Sans associations, il n’y aurait pas de politique publique. Il n’y en aurait aucune dans le champ de la lutte contre l’exclusion, aucune dans le champ de la lutte contre la pauvreté, aucune dans le champ de la protection de l’enfance, etc.
Aujourd’hui, les solidarités sont questionnées. Les associations qui mettent en œuvre les solidarités sont questionnées. Elles sont questionnées par des restrictions budgétaires, par la crise, par la pénurie des métiers de l’Humain et par le manque de reconnaissance des professionnels.
On veut cantonner les associations dans un rôle de sous-traitants malléable de l’action publique où finalement le dialogue de qualité sur l’action menée passent derrière un dialogue de gestion pour savoir combien vous coutez, et si vous pouvez faire mieux pour moins cher.
Dans certains territoires, des décideurs publiques disent ne plus avoir les moyens et sont donc contraint de réduire la voilure en termes d’accompagnement ou d’accueil. A cela, chacun est dans sa responsabilité.
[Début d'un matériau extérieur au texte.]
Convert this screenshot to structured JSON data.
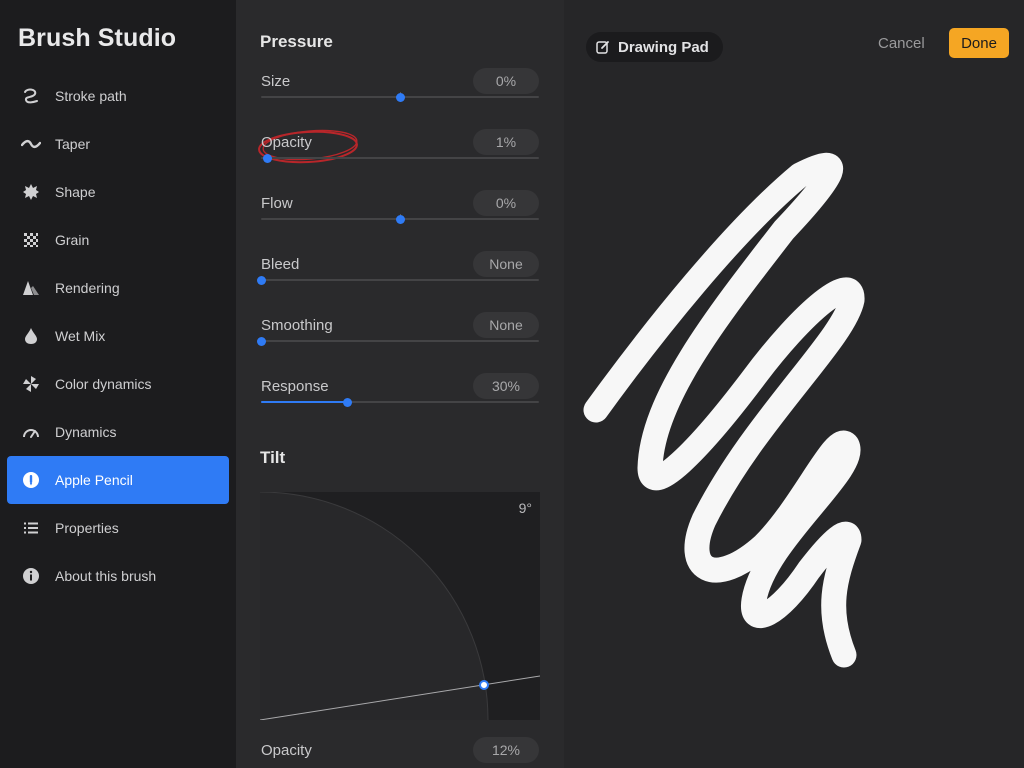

Néanmoins, si l’on décide de moins accompagner, alors il faut avoir la franchise et l’honnêteté de dire qui, demain, n’aura plus le droit à ces accompagnements.
Nous devons nous mettre chacun devant ses responsabilités. C’est pour cette raison que j’appelle à avoir un débat franc dans le pays sur ce que nous voulons faire en termes de solidarité, de santé, d’accompagnement, d’accueil, et des questions de vulnérabilité en général. A force de ne pas avoir ce débat, chacun se restreint dans sa propre réalité. Les élus ne sont pas foncièrement mauvais par nature, ils comptent leur budget, sont soumis à des contraintes budgétaires. De fait, l’Etat, les Départements investissent moins dans les politiques publiques.
« Qu’est-ce que l’on veut ? Qu’est-ce que l’on peut faire ensemble sur ces questions de citoyenneté, de solidarité et de santé ? » Nous manquons de ce débat citoyen dans le pays. C’est l’appel que je fais régulièrement, au même titre que d’autres dans notre réseau très vaste de l’Uniopss : 25 000 établissements et services dans toute la France, regroupant aussi de grandes fédérations qui sont adhérentes au niveau national. Ce débat est nécessaire pour questionner les solidarités et pour questionner le rôle des associations dans la liberté de leurs projets associatifs afin de mettre en œuvre les solidarités.
Enfin, et pour conclure, je souhaite revenir sur les temps électoraux qui nous attendent. Chacun est libre dans ce pays. Chacun a les convictions qu’il porte. Mais en tant que président d’une Union nationale créée au lendemain de la seconde guerre mondiale par des réseaux des solidarités et de la santé qui ont choisi de se regrouper pour peser sur les politiques publiques, ça me donne une responsabilité.
La solidarité ce n’est pas un supplément d’âme, la solidarité ce n’est pas seulement regarder des situations de vulnérabilités et apporter une réponse. La solidarité ce n’est pas seulement un but. Dans ce pays, les solidarités, ce sont des moyens. Ce sont les moyens d’une société solide opposée les uns avec les autres suivant leur couleur de peau, leur origine réelle et supposée, leur religion réelle et supposée, le fait d’être un homme ou une femme, etc.
L’UNIOPSS n’appelle pas à voter pour les uns ou pour les autres. Mais très clairement, l’UNIOPSS appelle à voter contre. Chacun peut faire son choix car nous avons la chance d’être dans un pays démocratique. Dans les périodes troublées, il n’y a que les discours clairs qui demeurent.
Antoine de Saint-Exupéry disait « Une démocratie doit être une fraternité ; sinon, c’est une imposture ». Je vous engage, toutes et tous, à ne pas être des imposteurs de l’Histoire.